Gambling is a necessary occupation in a city of merchants dependent upon the sea. For the merchant there was always the prospect of enormous future wealth. Yet it depended on the shifting sea. A man might be wealthy beyond measure on one day, poor and ruined on the next. The rise of gaming in the city was often noted as a sign of increasing Venetian decadence, but of course it is the necessary consequence of the atmosphere and ethos of the city. It has been claimed in this book that Venice was the first home of capitalism in Europe; the essence of capitalism lies in risk-taking, otherwise known as financial speculation. Gambling reproduces the essential mysteries of economic fluctuation in a smaller and more intense space.

And then there is the importance of the concept of fortune in Venetian public affairs. The Venetian state was always being urged to avoid fortuna belli, the fortune of war, in conflicts where there could be no certain victor. There is some evidence to suggest that, in the course of the fourteenth century, a less sanguine attitude towards fortune and to risk-taking spread among the people. Fortune, too, is the goddess of the Venetian gaming table. “Now all things are subject to fortune,” the Venetian historian Bernardo Giustiniani wrote in the late fifteenth century, “and empires are daily changed and transferred. It is fortune which plays this game, fortune which must be obeyed.”

When the greatest of all public gaming houses was closed in 1774 by the order of the government, a contemporary reported that “the whole population grows melancholy … the merchants drive no trade; the mask-makers perish of hunger; and the hands of certain impoverished nobles, accustomed to shuffle the cards for ten hours a day, have now grown shrivelled and shrunk; in truth vices are absolutely necessary to the life of a State.” Gaming was the lifeblood of Venice, just as trading had once been. When all the risk of empire had gone, when all the risk of a great commercial life had disappeared for ever, what was there left to hazard but cards and dice?

The sports and games of Venice have an especial meaning for the students of state power. One famous Venetian pastime, for example, was the “human pyramid.” It was known to the Venetians as forze d’Ercole, the labours of Hercules, and consisted of men climbing on each other’s shoulders, with the number at the base slowly tapering to one man on the summit. It was usually performed upon a raft of boats, thus emphasising an uncanny resemblance to the structure of the state itself where through a complex machinery of association the doge surmounts the people. The human pyramid was also the human image of Venice. It was a feat of equilibrium.

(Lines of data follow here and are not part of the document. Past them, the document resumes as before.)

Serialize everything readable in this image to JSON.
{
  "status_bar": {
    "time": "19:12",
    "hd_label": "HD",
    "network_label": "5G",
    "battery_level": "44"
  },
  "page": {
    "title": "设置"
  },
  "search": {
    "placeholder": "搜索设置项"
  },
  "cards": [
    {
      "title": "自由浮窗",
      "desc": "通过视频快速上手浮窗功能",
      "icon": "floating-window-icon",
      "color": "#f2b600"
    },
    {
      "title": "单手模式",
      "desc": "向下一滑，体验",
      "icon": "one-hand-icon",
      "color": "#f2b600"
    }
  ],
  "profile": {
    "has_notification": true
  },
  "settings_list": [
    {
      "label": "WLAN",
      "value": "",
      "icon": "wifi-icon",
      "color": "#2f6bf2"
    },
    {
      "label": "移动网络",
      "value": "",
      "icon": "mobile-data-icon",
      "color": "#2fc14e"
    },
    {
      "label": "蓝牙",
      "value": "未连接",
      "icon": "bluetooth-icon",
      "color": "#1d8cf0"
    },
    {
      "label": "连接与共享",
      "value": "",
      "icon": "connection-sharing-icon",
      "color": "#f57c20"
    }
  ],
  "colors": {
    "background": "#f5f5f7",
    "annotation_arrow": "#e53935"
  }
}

The concepts of lightness and balance are of immense consequence in Venice. So it is perhaps significant that one of the most famous amusements of the Carnival was known as volo della colombina or “the flight of the dove.” A rope was tied from a moored boat to the top of the campanile in Saint Mark’s Square, from which another rope was secured to the ducal palace. An acrobat, dressed as an angel, then climbed to the top of the campanile before sailing down towards the palace and scattering flowers as he descended. In 1680 there was a more daring feat. A boatman, known as Scartenador, ascended by rope to the campanile on horseback.

There were many games and sports, including rackets and fencing; there were wheelbarrow races and horse races and gondola races. In the sixteenth century there was a game known as “Balloon,” a kind of aerial football; these games, and others like them, had a reputation for violence. The young Venetian patricians enjoyed shooting matches. All of these amusements were forms of competition, at the end of which a prize was awarded. The Venetians were a highly gregarious, and therefore highly competitive, people. This was not true of Londoners in the same period, for example, who preferred to attend bull-baitings and bear-baitings where there were no true winners and no awards.